Wednesday, February 3, 2021

The horrors of Depakote

Facebook is reminding me that seven years ago today was my first attempt at functioning in public (specifically at work) on the hardcore anticonvulsant Depakote:
Depakote either works wonders for you or it destroys you, and I was DEFINITELY on its no-fly list. The pharmacist who filled my first prescription actually pulled me into a consultation room, warned me about the horrible, terrifying things I might experience, and literally held onto my hand as she talked to me. I'll never forget the look in her eyes that was a mix of both kindness and visible concern.

[Don't get me started on the hack Chicago psychiatrist who'd prescribed it without saying any of this to me and who obviously made zero attempt to set up a line of communication should I have problems in my first terrifying, confusing days and weeks.]

Once I got home that night, I took my first dose with much trepidation, went to bed on the guestroom bed my parents slept in on their visits so I could maybe feel somehow close to them if I needed to ... and right on schedule I was immediately flooded with such graphic nightmares of being hunted and murdered over and over that they're seared in my brain and I can still replay them in my head with absolute clarity.

That was a Friday night, and all weekend I'd hallucinate intruders in black hiding in my apartment and wake up screaming when I tried to sleep. But psych drugs can have side effects like these as you ramp up, and I was at least self-aware enough to know (or be pretty sure I knew) that the hallucinations weren't real and the nightmares would eventually go away.

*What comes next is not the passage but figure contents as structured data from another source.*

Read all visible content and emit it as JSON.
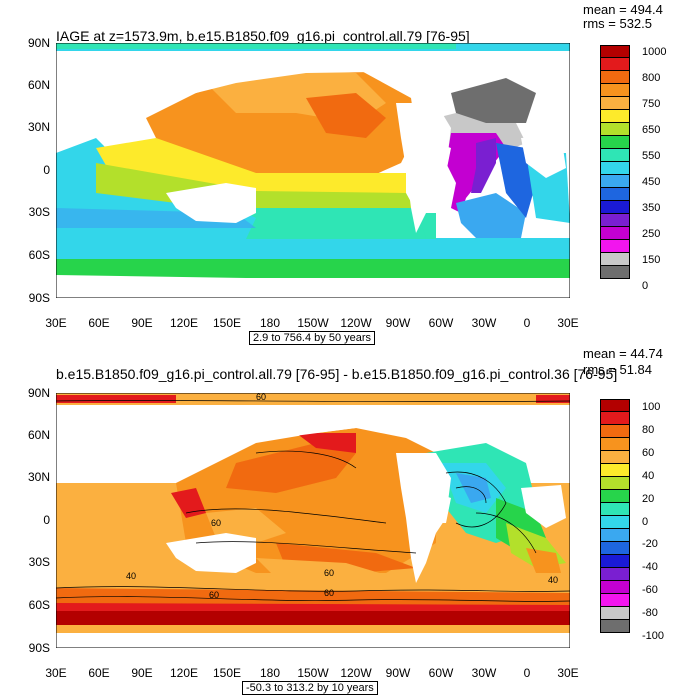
{
  "top": {
    "title": "IAGE at z=1573.9m, b.e15.B1850.f09_g16.pi_control.all.79 [76-95]",
    "mean": "mean = 494.4",
    "rms": "rms = 532.5",
    "info": "2.9 to 756.4 by 50 years",
    "colorbar_labels": [
      "1000",
      "800",
      "750",
      "650",
      "550",
      "450",
      "350",
      "250",
      "150",
      "0"
    ],
    "colorbar_colors": [
      "#b30000",
      "#e31a1c",
      "#f16a10",
      "#f7931e",
      "#fbb040",
      "#fdea2b",
      "#b3e02b",
      "#27d44b",
      "#2fe5b5",
      "#33d6ea",
      "#3aa8f0",
      "#1e66e0",
      "#1a1ad6",
      "#7a1fd1",
      "#c300d1",
      "#f215ee",
      "#c8c8c8",
      "#6e6e6e"
    ]
  },
  "bottom": {
    "title": "b.e15.B1850.f09_g16.pi_control.all.79 [76-95] - b.e15.B1850.f09_g16.pi_control.36 [76-95]",
    "mean": "mean = 44.74",
    "rms": "rms = 51.84",
    "info": "-50.3 to 313.2 by 10 years",
    "colorbar_labels": [
      "100",
      "80",
      "60",
      "40",
      "20",
      "0",
      "-20",
      "-40",
      "-60",
      "-80",
      "-100"
    ],
    "colorbar_colors": [
      "#b30000",
      "#e31a1c",
      "#f16a10",
      "#f7931e",
      "#fbb040",
      "#fdea2b",
      "#b3e02b",
      "#27d44b",
      "#2fe5b5",
      "#33d6ea",
      "#3aa8f0",
      "#1e66e0",
      "#1a1ad6",
      "#7a1fd1",
      "#c300d1",
      "#f215ee",
      "#c8c8c8",
      "#6e6e6e"
    ],
    "contour_labels": [
      "60",
      "60",
      "40",
      "60",
      "60",
      "40",
      "60"
    ]
  },
  "axes": {
    "lat_labels": [
      "90N",
      "60N",
      "30N",
      "0",
      "30S",
      "60S",
      "90S"
    ],
    "lon_labels": [
      "30E",
      "60E",
      "90E",
      "120E",
      "150E",
      "180",
      "150W",
      "120W",
      "90W",
      "60W",
      "30W",
      "0",
      "30E"
    ]
  }
}
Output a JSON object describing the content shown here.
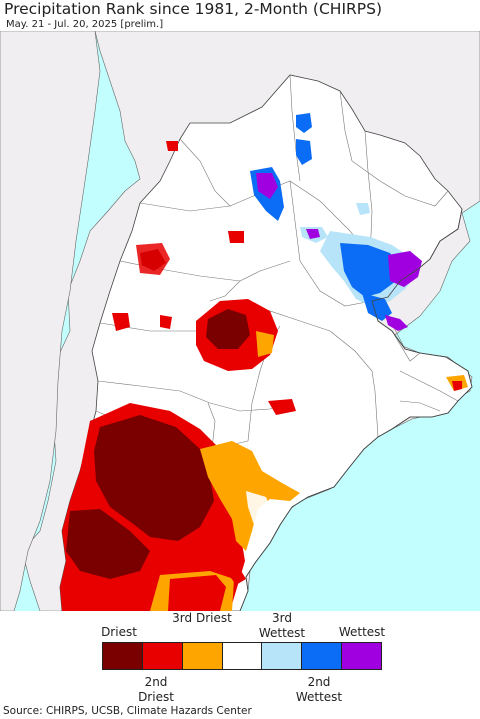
{
  "title": "Precipitation Rank since 1981, 2-Month (CHIRPS)",
  "subtitle": "May. 21 - Jul. 20, 2025 [prelim.]",
  "legend": {
    "top_labels": [
      "Driest",
      "3rd Driest",
      "3rd Wettest",
      "Wettest"
    ],
    "bottom_labels": [
      "2nd Driest",
      "2nd Wettest"
    ],
    "colors": [
      "#7a0000",
      "#e80000",
      "#ffa500",
      "#ffffff",
      "#b7e4f9",
      "#0b6cf5",
      "#a000e0"
    ]
  },
  "map_colors": {
    "ocean": "#c2fefe",
    "land_outside": "#f0eef0",
    "land": "#ffffff",
    "border": "#444444"
  },
  "source": "Source: CHIRPS, UCSB, Climate Hazards Center"
}
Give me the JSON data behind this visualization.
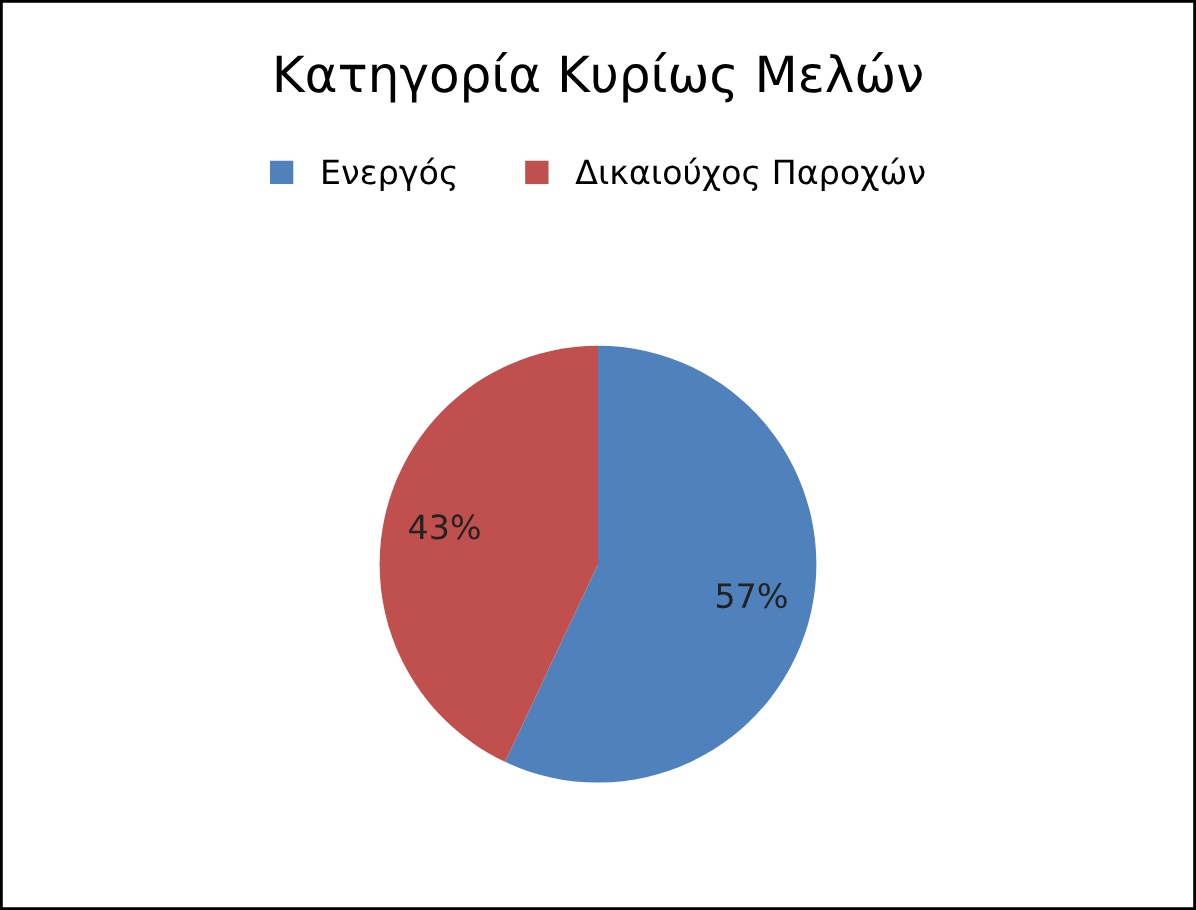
{
  "chart_data": {
    "type": "pie",
    "title": "Κατηγορία Κυρίως Μελών",
    "categories": [
      "Ενεργός",
      "Δικαιούχος Παροχών"
    ],
    "values": [
      57,
      43
    ],
    "colors": [
      "#4f81bd",
      "#c0504d"
    ],
    "value_labels": [
      "57%",
      "43%"
    ],
    "legend": "top"
  }
}
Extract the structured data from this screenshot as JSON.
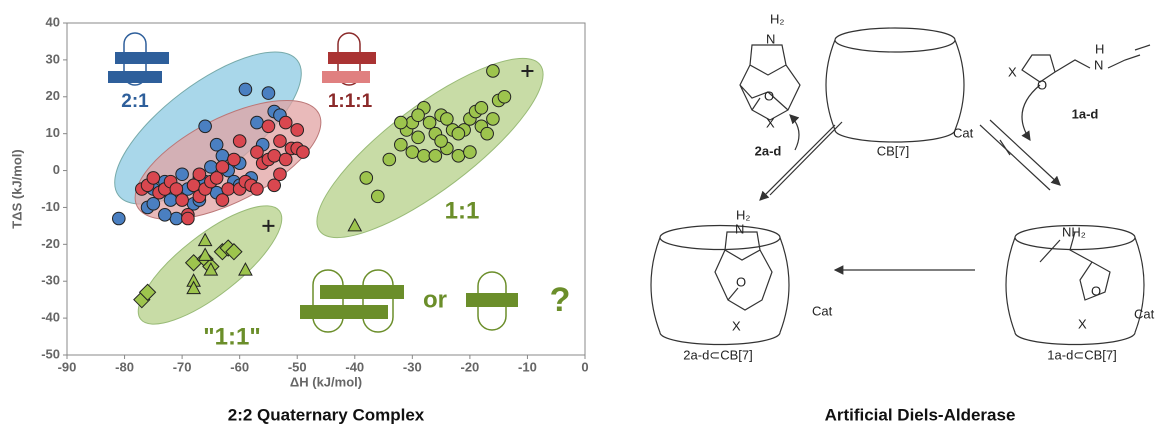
{
  "chart_data": {
    "type": "scatter",
    "title": "2:2 Quaternary Complex",
    "xlabel": "ΔH (kJ/mol)",
    "ylabel": "TΔS (kJ/mol)",
    "xlim": [
      -90,
      0
    ],
    "ylim": [
      -50,
      40
    ],
    "xticks": [
      -90,
      -80,
      -70,
      -60,
      -50,
      -40,
      -30,
      -20,
      -10,
      0
    ],
    "yticks": [
      -50,
      -40,
      -30,
      -20,
      -10,
      0,
      10,
      20,
      30,
      40
    ],
    "annotations": [
      "2:1",
      "1:1:1",
      "1:1",
      "\"1:1\"",
      "or",
      "?"
    ],
    "series": [
      {
        "color": "#4a7fc1",
        "marker": "circle",
        "x": [
          -81,
          -76,
          -75,
          -73,
          -72,
          -71,
          -70,
          -69,
          -68,
          -67,
          -66,
          -65,
          -64,
          -64,
          -63,
          -62,
          -61,
          -60,
          -59,
          -58,
          -57,
          -55,
          -54,
          -53,
          -56,
          -60,
          -66,
          -73,
          -75,
          -68,
          -67
        ],
        "values": [
          -13,
          -10,
          -5,
          -3,
          -8,
          -13,
          -1,
          -5,
          -9,
          -2,
          -3,
          1,
          -6,
          7,
          4,
          0,
          -3,
          -4,
          22,
          -2,
          13,
          21,
          16,
          15,
          7,
          2,
          12,
          -12,
          -9,
          -4,
          -8
        ]
      },
      {
        "color": "#d9474f",
        "marker": "circle",
        "x": [
          -77,
          -76,
          -75,
          -74,
          -73,
          -72,
          -71,
          -70,
          -69,
          -68,
          -67,
          -66,
          -65,
          -64,
          -63,
          -62,
          -61,
          -60,
          -59,
          -58,
          -57,
          -56,
          -55,
          -54,
          -53,
          -52,
          -51,
          -50,
          -49,
          -50,
          -55,
          -54,
          -52,
          -53,
          -60,
          -63,
          -57,
          -67,
          -69
        ],
        "values": [
          -5,
          -4,
          -2,
          -6,
          -5,
          -3,
          -5,
          -8,
          -12,
          -4,
          -7,
          -5,
          -3,
          -2,
          -8,
          -5,
          3,
          -5,
          -3,
          -4,
          5,
          2,
          3,
          -4,
          8,
          13,
          6,
          6,
          5,
          11,
          12,
          4,
          3,
          -1,
          8,
          1,
          -5,
          -1,
          -13
        ]
      },
      {
        "color": "#9dc44d",
        "marker": "circle",
        "x": [
          -38,
          -36,
          -34,
          -32,
          -31,
          -30,
          -29,
          -28,
          -27,
          -26,
          -25,
          -24,
          -23,
          -22,
          -21,
          -20,
          -19,
          -18,
          -17,
          -16,
          -15,
          -14,
          -16,
          -18,
          -22,
          -25,
          -28,
          -30,
          -32,
          -26,
          -20,
          -29,
          -24
        ],
        "values": [
          -2,
          -7,
          3,
          7,
          11,
          5,
          9,
          4,
          13,
          10,
          15,
          6,
          11,
          4,
          11,
          14,
          16,
          12,
          10,
          14,
          19,
          20,
          27,
          17,
          10,
          8,
          17,
          13,
          13,
          4,
          5,
          15,
          14
        ]
      },
      {
        "color": "#9dc44d",
        "marker": "diamond",
        "x": [
          -77,
          -76,
          -68,
          -66,
          -65,
          -63,
          -62,
          -61
        ],
        "values": [
          -35,
          -33,
          -25,
          -24,
          -26,
          -22,
          -21,
          -22
        ]
      },
      {
        "color": "#9dc44d",
        "marker": "triangle",
        "x": [
          -66,
          -66,
          -68,
          -68,
          -65,
          -59,
          -40
        ],
        "values": [
          -19,
          -23,
          -30,
          -32,
          -27,
          -27,
          -15
        ]
      },
      {
        "color": "#222222",
        "marker": "plus",
        "x": [
          -55,
          -10
        ],
        "values": [
          -15,
          27
        ]
      }
    ]
  },
  "diagram": {
    "title": "Artificial Diels-Alderase",
    "labels": [
      "H₂",
      "N",
      "O",
      "X",
      "2a-d",
      "X",
      "O",
      "H",
      "N",
      "1a-d",
      "CB[7]",
      "Cat",
      "H₂",
      "N",
      "O",
      "X",
      "Cat",
      "2a-d⊂CB[7]",
      "NH₂",
      "O",
      "X",
      "Cat",
      "1a-d⊂CB[7]"
    ]
  }
}
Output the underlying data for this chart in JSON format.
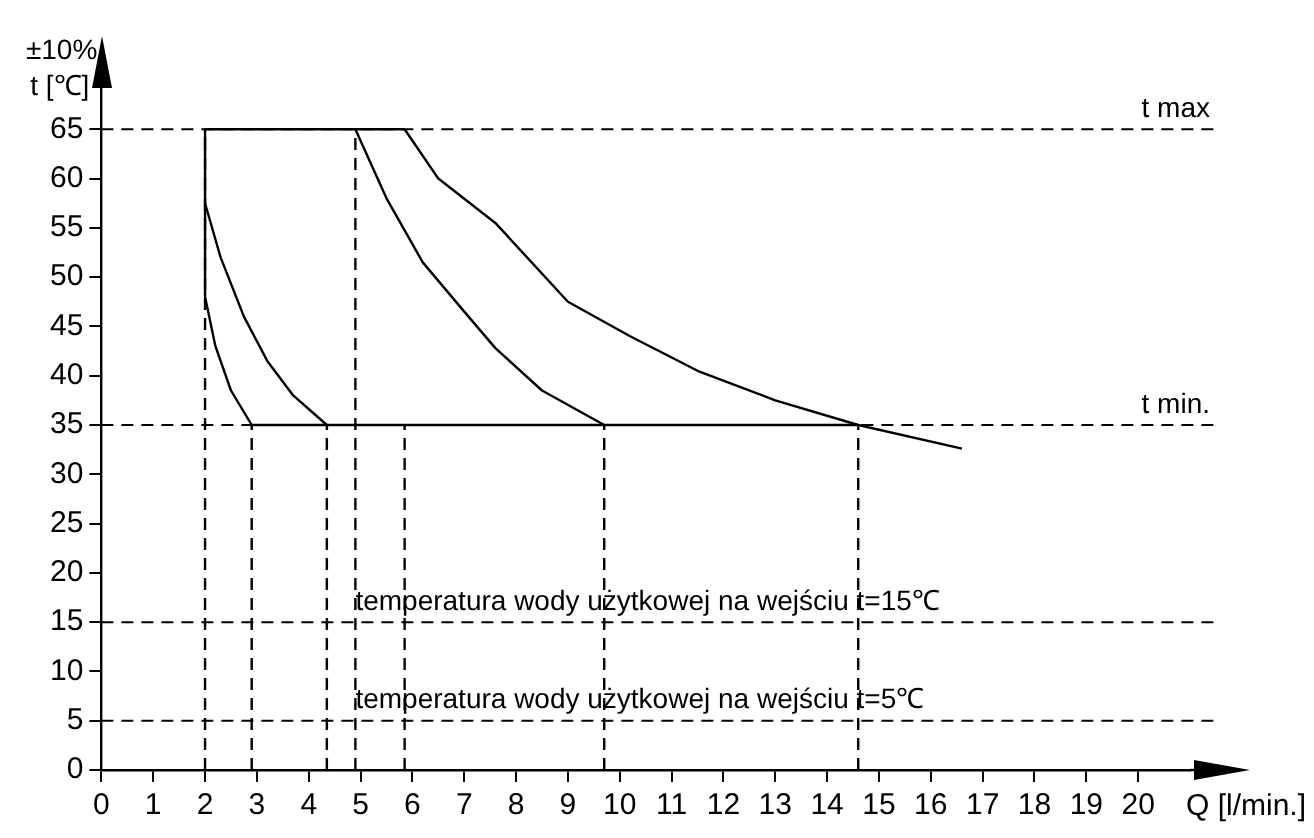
{
  "chart_data": {
    "type": "line",
    "xlabel": "Q [l/min.]",
    "ylabel": "t [℃]",
    "xlim": [
      0,
      21
    ],
    "xticks": [
      0,
      1,
      2,
      3,
      4,
      5,
      6,
      7,
      8,
      9,
      10,
      11,
      12,
      13,
      14,
      15,
      16,
      17,
      18,
      19,
      20
    ],
    "ylim": [
      0,
      70
    ],
    "yticks": [
      0,
      5,
      10,
      15,
      20,
      25,
      30,
      35,
      40,
      45,
      50,
      55,
      60,
      65
    ],
    "grid": false,
    "legend": false,
    "marker": "none",
    "line_style": "solid",
    "series": [
      {
        "color": "#000000",
        "x": [
          2,
          2,
          2.2,
          2.5,
          2.9
        ],
        "values": [
          65,
          48,
          43,
          38.5,
          35
        ]
      },
      {
        "color": "#000000",
        "x": [
          2,
          2.3,
          2.75,
          3.2,
          3.7,
          4.35
        ],
        "values": [
          57.5,
          52,
          46,
          41.5,
          38,
          35
        ]
      },
      {
        "color": "#000000",
        "x": [
          4.9,
          5.5,
          6.2,
          7,
          7.6,
          8.5,
          9.7
        ],
        "values": [
          65,
          58,
          51.5,
          46.5,
          42.8,
          38.5,
          35
        ]
      },
      {
        "color": "#000000",
        "x": [
          5.85,
          6.5,
          7.6,
          9,
          10.2,
          11.5,
          13,
          14.6,
          16.6
        ],
        "values": [
          65,
          60,
          55.5,
          47.5,
          44,
          40.5,
          37.5,
          35,
          32.6
        ]
      },
      {
        "color": "#000000",
        "x": [
          2,
          5.85
        ],
        "values": [
          65,
          65
        ]
      },
      {
        "color": "#000000",
        "x": [
          2.9,
          14.6
        ],
        "values": [
          35,
          35
        ]
      },
      {
        "color": "#000000",
        "line_style": "dashed",
        "x": [
          2,
          2
        ],
        "values": [
          0,
          65
        ]
      },
      {
        "color": "#000000",
        "line_style": "dashed",
        "x": [
          2.9,
          2.9
        ],
        "values": [
          0,
          35
        ]
      },
      {
        "color": "#000000",
        "line_style": "dashed",
        "x": [
          4.35,
          4.35
        ],
        "values": [
          0,
          35
        ]
      },
      {
        "color": "#000000",
        "line_style": "dashed",
        "x": [
          4.9,
          4.9
        ],
        "values": [
          0,
          65
        ]
      },
      {
        "color": "#000000",
        "line_style": "dashed",
        "x": [
          5.85,
          5.85
        ],
        "values": [
          0,
          35
        ]
      },
      {
        "color": "#000000",
        "line_style": "dashed",
        "x": [
          9.7,
          9.7
        ],
        "values": [
          0,
          35
        ]
      },
      {
        "color": "#000000",
        "line_style": "dashed",
        "x": [
          14.6,
          14.6
        ],
        "values": [
          0,
          35
        ]
      }
    ],
    "ref_lines": [
      {
        "axis": "y",
        "value": 65,
        "label": "t max",
        "line_style": "dashed",
        "color": "#000000"
      },
      {
        "axis": "y",
        "value": 35,
        "label": "t min.",
        "line_style": "dashed",
        "color": "#000000"
      },
      {
        "axis": "y",
        "value": 15,
        "line_style": "dashed",
        "color": "#000000"
      },
      {
        "axis": "y",
        "value": 5,
        "line_style": "dashed",
        "color": "#000000"
      }
    ],
    "annotations": [
      "±10%",
      {
        "text": "temperatura wody użytkowej na wejściu t=15℃",
        "x": 4.9,
        "y": 15
      },
      {
        "text": "temperatura wody użytkowej na wejściu t=5℃",
        "x": 4.9,
        "y": 5
      }
    ]
  }
}
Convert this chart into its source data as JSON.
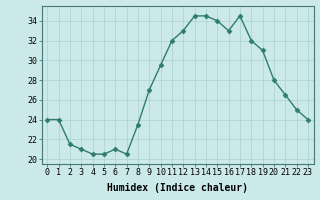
{
  "x": [
    0,
    1,
    2,
    3,
    4,
    5,
    6,
    7,
    8,
    9,
    10,
    11,
    12,
    13,
    14,
    15,
    16,
    17,
    18,
    19,
    20,
    21,
    22,
    23
  ],
  "y": [
    24,
    24,
    21.5,
    21,
    20.5,
    20.5,
    21,
    20.5,
    23.5,
    27,
    29.5,
    32,
    33,
    34.5,
    34.5,
    34,
    33,
    34.5,
    32,
    31,
    28,
    26.5,
    25,
    24
  ],
  "line_color": "#2e7d6e",
  "marker": "D",
  "markersize": 2.5,
  "linewidth": 1.0,
  "xlabel": "Humidex (Indice chaleur)",
  "xlim": [
    -0.5,
    23.5
  ],
  "ylim": [
    19.5,
    35.5
  ],
  "yticks": [
    20,
    22,
    24,
    26,
    28,
    30,
    32,
    34
  ],
  "xticks": [
    0,
    1,
    2,
    3,
    4,
    5,
    6,
    7,
    8,
    9,
    10,
    11,
    12,
    13,
    14,
    15,
    16,
    17,
    18,
    19,
    20,
    21,
    22,
    23
  ],
  "xtick_labels": [
    "0",
    "1",
    "2",
    "3",
    "4",
    "5",
    "6",
    "7",
    "8",
    "9",
    "10",
    "11",
    "12",
    "13",
    "14",
    "15",
    "16",
    "17",
    "18",
    "19",
    "20",
    "21",
    "22",
    "23"
  ],
  "bg_color": "#cce9e9",
  "grid_color": "#b0d4d4",
  "label_fontsize": 7,
  "tick_fontsize": 6
}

Which they never did. I was taking Depakote with the more established anticonvulsant Lamictal (which I'd been on for years) and at least one other drug (but probably two or three) that I can't remember, and in the weeks that followed it seemed to be the tipping point from barely managing my bipolar swings to living in terrifying hallucinations and falling into daylong blackouts where I'd come to riding the Red Line north to parts of Chicago I'd never been to or sitting on a bench in the Lincoln Park Zoo without my coat or my phone.

I seem to recall that seven years ago today I was able to hold myself together at work, but I do know that the abovementioned blackouts caused me to start missing entire days of work. I can't remember how long I gave Depakote to finally level out in my head and maybe start working, but I do remember it never did. And my hack psychiatrist eventually had me quit it cold-turkey as he threw some other random drug at me. And I was too meek and confused and overcome with self-doubt to challenge him on any of it.

And it was all awful. Just ... awful.

But it DID give me an opportunity to make a big-gay-musical pun (that wasn't half bad, imho) about it on Facebook seven years ago today. So there's that.

And it took another four years before I found my magic psych cocktail that's kept me stable and functioning and able to laugh at everything I went through. Especially that awesome big-gay-musical pun.

And if you're struggling through your own parade of trial-and-error psych meds (hopefully not with that hack psychiatrist at the helm), try to be be patient and diligent and even optimistic about your adventures. I made it. There's every chance you will too.